Era normale. Avevamo dottori e infermieri sul posto e fornivamo le cure di primo livello, utilizzando i lacci emostatici per evitare il sanguinamento delle ferite. Dopo circa 40 ore dal terremoto, abbiamo cercato di fornire cure di secondo livello. Uno dei dottori – un collega della Costa D’Avorio – mi ha detto “Possiamo metter su una sala operatoria?” ho risposto, “Perché no? Facciamolo”.

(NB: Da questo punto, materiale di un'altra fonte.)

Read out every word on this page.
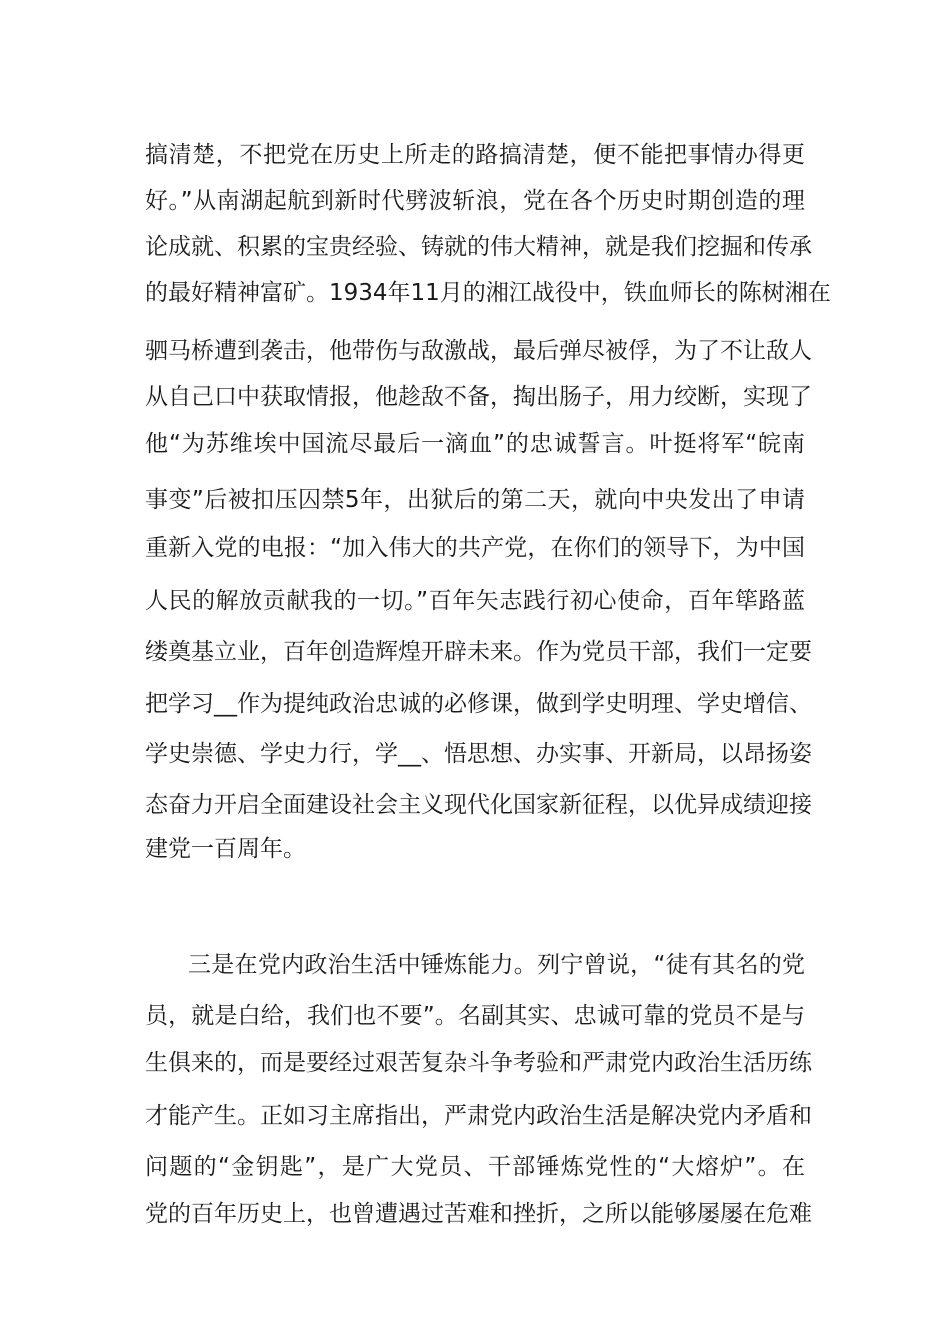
搞清楚，不把党在历史上所走的路搞清楚，便不能把事情办得更
好。”从南湖起航到新时代劈波斩浪，党在各个历史时期创造的理
论成就、积累的宝贵经验、铸就的伟大精神，就是我们挖掘和传承
的最好精神富矿。1934年11月的湘江战役中，铁血师长的陈树湘在
驷马桥遭到袭击，他带伤与敌激战，最后弹尽被俘，为了不让敌人
从自己口中获取情报，他趁敌不备，掏出肠子，用力绞断，实现了
他“为苏维埃中国流尽最后一滴血”的忠诚誓言。叶挺将军“皖南
事变”后被扣压囚禁5年，出狱后的第二天，就向中央发出了申请
重新入党的电报：“加入伟大的共产党，在你们的领导下，为中国
人民的解放贡献我的一切。”百年矢志践行初心使命，百年筚路蓝
缕奠基立业，百年创造辉煌开辟未来。作为党员干部，我们一定要
把学习__作为提纯政治忠诚的必修课，做到学史明理、学史增信、
学史崇德、学史力行，学__、悟思想、办实事、开新局，以昂扬姿
态奋力开启全面建设社会主义现代化国家新征程，以优异成绩迎接
建党一百周年。
三是在党内政治生活中锤炼能力。列宁曾说，“徒有其名的党
员，就是白给，我们也不要”。名副其实、忠诚可靠的党员不是与
生俱来的，而是要经过艰苦复杂斗争考验和严肃党内政治生活历练
才能产生。正如习主席指出，严肃党内政治生活是解决党内矛盾和
问题的“金钥匙”，是广大党员、干部锤炼党性的“大熔炉”。在
党的百年历史上，也曾遭遇过苦难和挫折，之所以能够屡屡在危难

Avevamo molte pedane di legno, lenzuola e altri materiali e abbiamo allestito una sala operatoria improvvisata all’aperto. Con il passare dei giorni, siamo riusciti a recuperare dei materiali dall’ospedale: respiratori e altre apparecchiature mediche.
40 ore dopo il primo terremoto stavamo operando sui nostri primi pazienti. Certo, non era un ambiente completamente sterile, ma abbiamo fatto del nostro meglio per coprire tutto e tenerlo il più protetto possibile. Poi sono arrivati altri chirurghi e abbiamo individuato il modo di mettere su un’altra sala operatoria: sul retro della farmacia avevamo 3 container, come quelli per le spedizioni che vengono trasportati dai camion. E allora ne abbiamo svuotato uno e l’abbiamo trasformato in una seconda sala operatoria con le apparecchiature che eravamo riusciti a salvare, con fili elettrici e lampadine recuperate. Ha funzionato, e i chirurghi sono stati in grado di continuare con le amputazioni di emergenza e altre operazioni salvavita.

È difficile pensare di ritornare a casa quando ti trovi in un posto che ha ancora bisogno di tutto ma mi sono reso conto, parlandone anche con il capomissione e alcuni colleghi, che è giusto dopo un po’ lasciare il posto a nuove energie, energie che si occupano in particolare della gestione dell’emergenza in questi casi.

Siamo stati in grado di fare molto e bene con poco a disposizione e pochissimo aiuto. E sono stato contento che siamo stati in grado di portare a termine qualcosa che il team di emergenza ha potuto utilizzare e ampliare.